Marketing and the WBS
Marketing professionals want to generate proposals that leverage data from past projects, such as project descriptions and the credentials of people who worked on the account or project. Your WBS should support these needs.
Marketing professionals need to be able to:
- Use existing project data stored for project management or accounting purposes. In this scenario, the marketing professional must work with an established work breakdown structure that contains more detail than he or she needs. The marketers must be able to extract the needed data from the existing structure.
- Create new promotional
projects for use by marketing only. They can do the following:
- Create a one-level work breakdown structure for every project, or every marketable piece of work.
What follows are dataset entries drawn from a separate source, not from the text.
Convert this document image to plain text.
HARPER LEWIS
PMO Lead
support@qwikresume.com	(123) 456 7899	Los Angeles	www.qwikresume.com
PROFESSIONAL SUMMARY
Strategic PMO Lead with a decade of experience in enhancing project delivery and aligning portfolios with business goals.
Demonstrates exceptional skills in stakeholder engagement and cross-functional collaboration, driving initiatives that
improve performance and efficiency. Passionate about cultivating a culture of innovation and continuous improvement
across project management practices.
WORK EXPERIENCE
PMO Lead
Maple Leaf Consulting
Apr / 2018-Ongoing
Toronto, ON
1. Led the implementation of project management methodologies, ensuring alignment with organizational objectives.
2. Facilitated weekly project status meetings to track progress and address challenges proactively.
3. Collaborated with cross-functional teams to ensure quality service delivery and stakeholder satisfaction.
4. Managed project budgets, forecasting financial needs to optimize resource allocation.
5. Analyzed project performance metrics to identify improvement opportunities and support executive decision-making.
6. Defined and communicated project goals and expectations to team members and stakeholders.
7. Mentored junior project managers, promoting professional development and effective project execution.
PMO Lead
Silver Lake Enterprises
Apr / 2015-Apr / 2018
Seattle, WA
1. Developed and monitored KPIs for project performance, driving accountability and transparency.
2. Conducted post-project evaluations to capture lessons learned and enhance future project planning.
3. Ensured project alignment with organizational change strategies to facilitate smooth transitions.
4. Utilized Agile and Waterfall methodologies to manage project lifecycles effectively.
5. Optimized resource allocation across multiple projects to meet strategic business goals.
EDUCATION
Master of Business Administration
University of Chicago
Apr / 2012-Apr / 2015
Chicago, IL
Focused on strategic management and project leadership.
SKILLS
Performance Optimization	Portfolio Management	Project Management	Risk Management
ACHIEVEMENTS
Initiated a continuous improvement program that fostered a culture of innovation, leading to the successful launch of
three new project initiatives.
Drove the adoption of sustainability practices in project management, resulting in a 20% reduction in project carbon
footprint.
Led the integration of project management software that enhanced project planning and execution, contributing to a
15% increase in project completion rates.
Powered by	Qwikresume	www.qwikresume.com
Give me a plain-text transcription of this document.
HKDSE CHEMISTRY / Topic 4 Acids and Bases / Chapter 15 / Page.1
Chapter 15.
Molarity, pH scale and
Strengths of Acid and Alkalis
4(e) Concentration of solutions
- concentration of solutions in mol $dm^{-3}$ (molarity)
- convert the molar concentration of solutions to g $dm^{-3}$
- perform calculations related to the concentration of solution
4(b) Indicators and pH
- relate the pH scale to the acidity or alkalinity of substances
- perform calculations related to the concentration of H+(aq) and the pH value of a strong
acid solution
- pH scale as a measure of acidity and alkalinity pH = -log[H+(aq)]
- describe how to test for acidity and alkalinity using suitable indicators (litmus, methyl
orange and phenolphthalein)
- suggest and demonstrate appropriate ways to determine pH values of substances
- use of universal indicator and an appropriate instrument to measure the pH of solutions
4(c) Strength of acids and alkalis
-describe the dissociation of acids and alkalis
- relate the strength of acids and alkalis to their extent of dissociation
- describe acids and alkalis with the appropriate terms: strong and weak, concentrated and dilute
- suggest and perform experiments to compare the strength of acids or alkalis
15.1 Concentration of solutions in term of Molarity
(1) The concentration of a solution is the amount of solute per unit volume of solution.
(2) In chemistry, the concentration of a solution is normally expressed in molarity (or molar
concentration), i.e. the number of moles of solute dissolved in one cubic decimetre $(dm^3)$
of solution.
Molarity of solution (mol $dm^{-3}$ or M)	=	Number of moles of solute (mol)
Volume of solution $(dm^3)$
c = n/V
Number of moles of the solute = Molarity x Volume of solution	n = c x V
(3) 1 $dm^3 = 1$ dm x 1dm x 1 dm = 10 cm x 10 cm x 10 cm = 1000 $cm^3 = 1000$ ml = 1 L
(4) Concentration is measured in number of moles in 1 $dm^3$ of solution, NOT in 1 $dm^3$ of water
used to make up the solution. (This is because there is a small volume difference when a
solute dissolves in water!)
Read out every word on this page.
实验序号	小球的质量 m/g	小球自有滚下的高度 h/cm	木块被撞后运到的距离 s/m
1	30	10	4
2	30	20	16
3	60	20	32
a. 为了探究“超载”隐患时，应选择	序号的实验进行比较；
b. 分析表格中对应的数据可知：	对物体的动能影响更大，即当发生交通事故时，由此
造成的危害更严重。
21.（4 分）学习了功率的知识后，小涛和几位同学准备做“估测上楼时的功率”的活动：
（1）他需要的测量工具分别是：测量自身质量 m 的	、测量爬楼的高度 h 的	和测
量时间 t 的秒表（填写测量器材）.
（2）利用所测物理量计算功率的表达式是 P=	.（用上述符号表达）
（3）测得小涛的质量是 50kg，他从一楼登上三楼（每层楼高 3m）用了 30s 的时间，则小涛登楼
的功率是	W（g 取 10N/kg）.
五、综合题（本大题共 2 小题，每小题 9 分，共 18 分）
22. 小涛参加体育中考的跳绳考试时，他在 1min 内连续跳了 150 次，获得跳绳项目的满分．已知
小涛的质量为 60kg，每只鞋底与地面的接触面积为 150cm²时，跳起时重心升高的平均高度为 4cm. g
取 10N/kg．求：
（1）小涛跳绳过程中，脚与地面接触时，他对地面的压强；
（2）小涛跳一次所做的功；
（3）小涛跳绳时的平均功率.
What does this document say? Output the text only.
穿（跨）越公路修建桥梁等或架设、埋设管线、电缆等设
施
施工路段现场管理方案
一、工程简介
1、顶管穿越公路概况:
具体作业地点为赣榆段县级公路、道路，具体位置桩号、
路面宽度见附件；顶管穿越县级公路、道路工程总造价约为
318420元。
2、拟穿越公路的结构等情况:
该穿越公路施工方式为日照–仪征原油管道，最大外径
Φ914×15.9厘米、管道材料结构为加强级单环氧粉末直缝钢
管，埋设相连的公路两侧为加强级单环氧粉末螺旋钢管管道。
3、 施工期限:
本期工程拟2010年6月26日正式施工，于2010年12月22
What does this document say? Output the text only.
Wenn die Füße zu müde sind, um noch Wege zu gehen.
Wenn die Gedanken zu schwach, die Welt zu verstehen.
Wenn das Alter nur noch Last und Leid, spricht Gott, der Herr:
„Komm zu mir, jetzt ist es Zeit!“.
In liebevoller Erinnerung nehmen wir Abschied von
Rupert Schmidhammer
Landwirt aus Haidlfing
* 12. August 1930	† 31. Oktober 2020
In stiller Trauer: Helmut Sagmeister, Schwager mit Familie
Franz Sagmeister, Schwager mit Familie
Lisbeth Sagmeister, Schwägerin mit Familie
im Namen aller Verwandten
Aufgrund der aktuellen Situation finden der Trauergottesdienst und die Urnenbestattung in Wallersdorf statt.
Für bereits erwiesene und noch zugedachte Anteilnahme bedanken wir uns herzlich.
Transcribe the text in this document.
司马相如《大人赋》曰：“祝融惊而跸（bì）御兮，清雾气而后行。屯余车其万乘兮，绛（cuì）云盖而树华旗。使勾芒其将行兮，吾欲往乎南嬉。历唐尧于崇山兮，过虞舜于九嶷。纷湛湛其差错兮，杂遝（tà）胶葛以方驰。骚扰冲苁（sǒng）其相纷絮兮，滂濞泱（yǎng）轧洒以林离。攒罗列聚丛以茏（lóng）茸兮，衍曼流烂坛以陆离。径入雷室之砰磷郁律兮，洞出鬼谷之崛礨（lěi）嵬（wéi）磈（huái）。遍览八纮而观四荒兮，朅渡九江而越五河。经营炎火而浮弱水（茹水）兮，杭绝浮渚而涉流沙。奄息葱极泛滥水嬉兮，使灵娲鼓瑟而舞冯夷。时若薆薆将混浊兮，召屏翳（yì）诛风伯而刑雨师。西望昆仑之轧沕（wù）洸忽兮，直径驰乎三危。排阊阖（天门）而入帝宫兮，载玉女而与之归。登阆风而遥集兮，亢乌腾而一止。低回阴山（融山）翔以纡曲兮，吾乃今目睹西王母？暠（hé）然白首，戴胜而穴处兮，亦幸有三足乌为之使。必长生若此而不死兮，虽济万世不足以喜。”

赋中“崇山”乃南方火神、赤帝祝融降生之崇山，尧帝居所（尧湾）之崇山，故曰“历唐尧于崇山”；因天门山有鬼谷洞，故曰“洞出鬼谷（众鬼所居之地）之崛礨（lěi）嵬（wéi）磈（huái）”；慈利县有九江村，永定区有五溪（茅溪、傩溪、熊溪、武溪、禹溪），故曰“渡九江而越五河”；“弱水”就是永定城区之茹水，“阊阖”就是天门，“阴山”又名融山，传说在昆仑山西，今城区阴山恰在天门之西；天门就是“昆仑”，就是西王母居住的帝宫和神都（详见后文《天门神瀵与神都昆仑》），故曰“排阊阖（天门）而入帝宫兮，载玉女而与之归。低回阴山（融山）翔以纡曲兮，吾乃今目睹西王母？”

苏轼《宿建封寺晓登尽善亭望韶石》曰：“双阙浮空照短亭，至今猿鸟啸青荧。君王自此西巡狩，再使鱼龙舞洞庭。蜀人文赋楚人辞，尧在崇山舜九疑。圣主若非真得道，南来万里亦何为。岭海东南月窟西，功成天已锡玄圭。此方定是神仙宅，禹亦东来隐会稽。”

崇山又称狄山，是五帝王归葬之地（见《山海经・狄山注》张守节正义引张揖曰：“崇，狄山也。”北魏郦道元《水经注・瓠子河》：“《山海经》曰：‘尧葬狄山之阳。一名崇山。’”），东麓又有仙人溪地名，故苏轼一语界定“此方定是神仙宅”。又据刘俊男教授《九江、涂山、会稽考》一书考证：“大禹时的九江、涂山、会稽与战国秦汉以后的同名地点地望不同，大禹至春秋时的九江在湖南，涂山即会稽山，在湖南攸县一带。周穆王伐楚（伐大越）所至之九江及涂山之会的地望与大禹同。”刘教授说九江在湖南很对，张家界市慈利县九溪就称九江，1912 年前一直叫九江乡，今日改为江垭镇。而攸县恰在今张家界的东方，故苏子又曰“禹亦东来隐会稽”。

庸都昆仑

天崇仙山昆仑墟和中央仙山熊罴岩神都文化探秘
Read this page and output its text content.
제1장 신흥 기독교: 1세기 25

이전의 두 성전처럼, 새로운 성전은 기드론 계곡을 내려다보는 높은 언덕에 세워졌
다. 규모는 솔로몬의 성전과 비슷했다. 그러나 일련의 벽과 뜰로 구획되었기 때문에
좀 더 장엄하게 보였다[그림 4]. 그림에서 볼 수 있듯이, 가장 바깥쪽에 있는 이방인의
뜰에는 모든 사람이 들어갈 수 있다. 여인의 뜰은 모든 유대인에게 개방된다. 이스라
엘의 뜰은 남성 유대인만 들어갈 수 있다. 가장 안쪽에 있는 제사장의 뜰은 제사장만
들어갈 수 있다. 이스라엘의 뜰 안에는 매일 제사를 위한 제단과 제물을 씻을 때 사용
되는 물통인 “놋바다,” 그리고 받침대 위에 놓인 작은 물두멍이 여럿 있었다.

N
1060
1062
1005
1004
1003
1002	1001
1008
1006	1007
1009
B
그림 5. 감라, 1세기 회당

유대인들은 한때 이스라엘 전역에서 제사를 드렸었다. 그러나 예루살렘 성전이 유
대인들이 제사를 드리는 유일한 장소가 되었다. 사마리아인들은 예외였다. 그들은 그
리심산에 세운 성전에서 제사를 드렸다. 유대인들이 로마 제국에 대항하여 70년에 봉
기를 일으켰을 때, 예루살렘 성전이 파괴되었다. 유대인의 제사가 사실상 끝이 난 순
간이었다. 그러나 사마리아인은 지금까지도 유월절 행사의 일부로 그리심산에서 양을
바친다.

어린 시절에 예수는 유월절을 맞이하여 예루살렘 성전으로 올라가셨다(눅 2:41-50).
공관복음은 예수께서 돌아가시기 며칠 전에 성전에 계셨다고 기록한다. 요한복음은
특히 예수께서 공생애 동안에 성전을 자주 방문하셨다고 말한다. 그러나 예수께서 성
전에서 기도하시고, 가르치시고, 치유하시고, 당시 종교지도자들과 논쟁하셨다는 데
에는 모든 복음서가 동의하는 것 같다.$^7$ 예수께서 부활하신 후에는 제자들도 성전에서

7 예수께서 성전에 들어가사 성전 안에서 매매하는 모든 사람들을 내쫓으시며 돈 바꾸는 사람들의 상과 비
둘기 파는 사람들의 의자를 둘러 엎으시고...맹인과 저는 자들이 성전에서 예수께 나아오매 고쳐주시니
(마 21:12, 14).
- Break a large project down into smaller components (or phases and tasks), creating multiple levels of work breakdown structure. Then market the work done on separate components while still maintaining the relationship of the components. For example, if your firm built the entire John Hancock Center, but you want to market the gift shop inside as a separate project, you can create a work breakdown structure that allows you to save the entire project as the John Hancock Center, and save one of the components (or phases) as the gift shop.
Marketing Requirements
Your marketing staff has the following requirements of a WBS:
- Summarized data that highlights the most successful and most attractive aspects of past projects, including descriptions and lists of experienced personnel who worked on projects.
- Easy creation of proposals from stored data.
- For projects that both accounting and marketing use, the ability to retrieve and report on information at a detail or summary level of the WBS.
Your marketing staff does not want the following:
- The level of detail required by project management and accounting.
- The constraints of a complex or detailed work breakdown structure that requires a high learning curve and time-consuming data entry.